Tatva Chintan made its stock market debut on 29 July 2021, listing with a remarkable gain of 113.5% over its IPO allotment price of INR 1,083 per share. However, despite the strong debut, the stock has since declined over 64% from its all-time high of INR 2,843 per share.
Jammu & Kashmir Bank (Investment: INR 159.4 Cr | Holding: 1.30%)
J&K Bank has been pivotal in the Union Territory’s financial development, offering retail, corporate, and MSME-focused banking services. With improving asset quality, declining NPAs, and digital initiatives, the bank is seeing a phase of gradual revival. It also benefits from its quasi-monopoly status in J&K, allowing it to maintain a solid CASA base. Agrawal’s entry here suggests optimism in regional banking resilience and reforms in public sector lending.
Wendt India (Investment: INR 56.3 Cr | Holding: 2.50%)
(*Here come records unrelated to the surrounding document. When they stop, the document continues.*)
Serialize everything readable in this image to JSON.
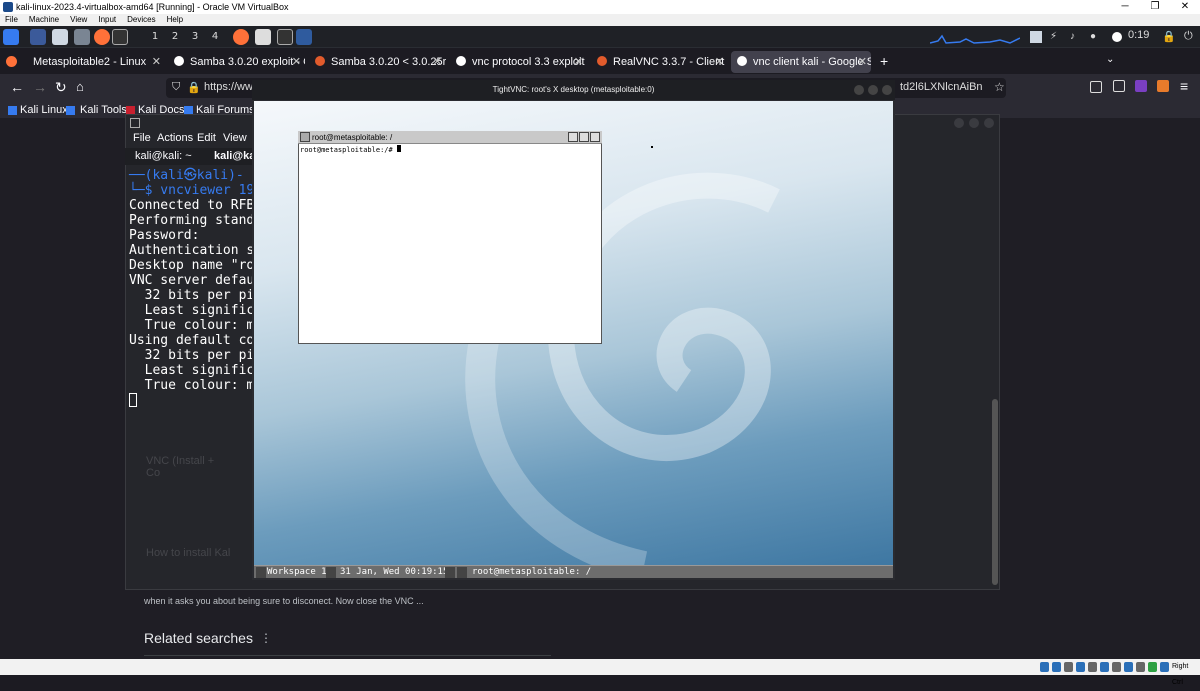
{
  "vbox": {
    "title": "kali-linux-2023.4-virtualbox-amd64 [Running] - Oracle VM VirtualBox",
    "menu": [
      "File",
      "Machine",
      "View",
      "Input",
      "Devices",
      "Help"
    ],
    "host_key": "Right Ctrl"
  },
  "panel": {
    "workspaces": [
      "1",
      "2",
      "3",
      "4"
    ],
    "clock": "0:19"
  },
  "browser": {
    "tabs": [
      {
        "label": "Metasploitable2 - Linux"
      },
      {
        "label": "Samba 3.0.20 exploit - Go"
      },
      {
        "label": "Samba 3.0.20 < 3.0.25rc3"
      },
      {
        "label": "vnc protocol 3.3 exploit - "
      },
      {
        "label": "RealVNC 3.3.7 - Client Bu"
      },
      {
        "label": "vnc client kali - Google Se"
      }
    ],
    "new_tab": "+",
    "url": "https://ww",
    "url_tail": "td2l6LXNlcnAiBnZuY",
    "bookmarks": [
      "Kali Linux",
      "Kali Tools",
      "Kali Docs",
      "Kali Forums"
    ],
    "page_snippet": "when it asks you about being sure to disconect. Now close the VNC ...",
    "related": "Related searches",
    "faded1": "VNC (Install + Co",
    "faded2": "How to install Kal"
  },
  "terminal": {
    "menu": [
      "File",
      "Actions",
      "Edit",
      "View"
    ],
    "tabs": [
      "kali@kali: ~",
      "kali@kal"
    ],
    "prompt_user": "──(kali㉿kali)-",
    "prompt_cmd": "└─$ vncviewer 192",
    "lines": [
      "Connected to RFB",
      "Performing standa",
      "Password:",
      "Authentication su",
      "Desktop name \"roo",
      "VNC server defaul",
      "  32 bits per pix",
      "  Least significa",
      "  True colour: ma",
      "Using default col",
      "  32 bits per pix",
      "  Least significa",
      "  True colour: ma"
    ]
  },
  "vnc": {
    "title": "TightVNC: root's X desktop (metasploitable:0)",
    "xterm_title": "root@metasploitable: /",
    "xterm_line": "root@metasploitable:/# ",
    "workspace": "Workspace 1",
    "date": "31 Jan, Wed 00:19:15",
    "task": "root@metasploitable: /"
  },
  "colors": {
    "accent": "#1a73e8",
    "kali_blue": "#367bf0",
    "firefox": "#ff7139"
  }
}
Wendt India, a Murugappa Group company, operates in a highly specialised niche of super abrasives and precision grinding solutions. Catering to the automotive, engineering, and defence sectors, Wendt is a tech-intensive player offering customised and high-margin products. With a modest market cap but strong fundamentals.
Shares of Wendt have declined nearly 34% over the past year and are currently trading at INR 11,255 per share. The stock reached its all-time high of INR 16,827 in December 2024 before undergoing a sharp correction. By June 2025, it had declined approximately 52% from its peak. However, following this significant drop, Wendt staged a strong rebound, surging 37% within a month, from INR 8,213 in June to the current level of INR 11,255.
Yatharth Hospital (Investment: ₹68.8 Cr | Holding: 1.10%)
Yatharth Hospital is an emerging private healthcare chain based in North India, known for its network of multi-specialty hospitals across Noida, Greater Noida, and Jhansi. It has expanded rapidly in recent years by focusing on affordable yet quality tertiary care, including advanced services in cardiology, oncology, orthopaedics, and critical care.
The company’s business model is capital-efficient, with a strong presence in Tier-2 cities where demand for structured healthcare is rising, but supply remains limited. With the pandemic-induced spotlight on healthcare infrastructure, Yatharth benefited from increased footfalls and improved occupancy rates.
Yatharth Hospital made its stock market debut on 7 August 2023, listing with a modest gain of 10.4% over its IPO allotment price of INR 300 per share. The stock later surged to an all-time high of INR 677, delivering an impressive return of 125% from the issue price.
However, this rally was short-lived, as the stock experienced a sharp correction, falling to INR 358 within just four months—a decline of 47% from its peak.
Notably, from March to July, Yatharth Hospital staged a strong recovery, rebounding 74% to reach INR 626 per share, reflecting renewed investor confidence and potential momentum in the business.

Conclusion
With fresh entries in three steel-related companies (Sarda Energy, Prakash Industries, and Monolithisch India) and strategic stakes in healthcare (Yatharth Hospital), chemicals (Tatva Chintan), regional banking (J&K Bank), and industrial precision tools (Wendt India), Mukul Agrawal is clearly placing long-term bets on India’s core growth pillars: infrastructure, healthcare, industrialization, and regional consumption.
These carefully selected mid-cap and niche companies suggest a portfolio that balances cyclical upside with structural growth. Whether it’s revival in steel, penetration in healthcare, or speciality manufacturing, Agrawal’s latest moves are worth watching—not just for the immediate returns but for what they say about the next decade of Indian economic momentum.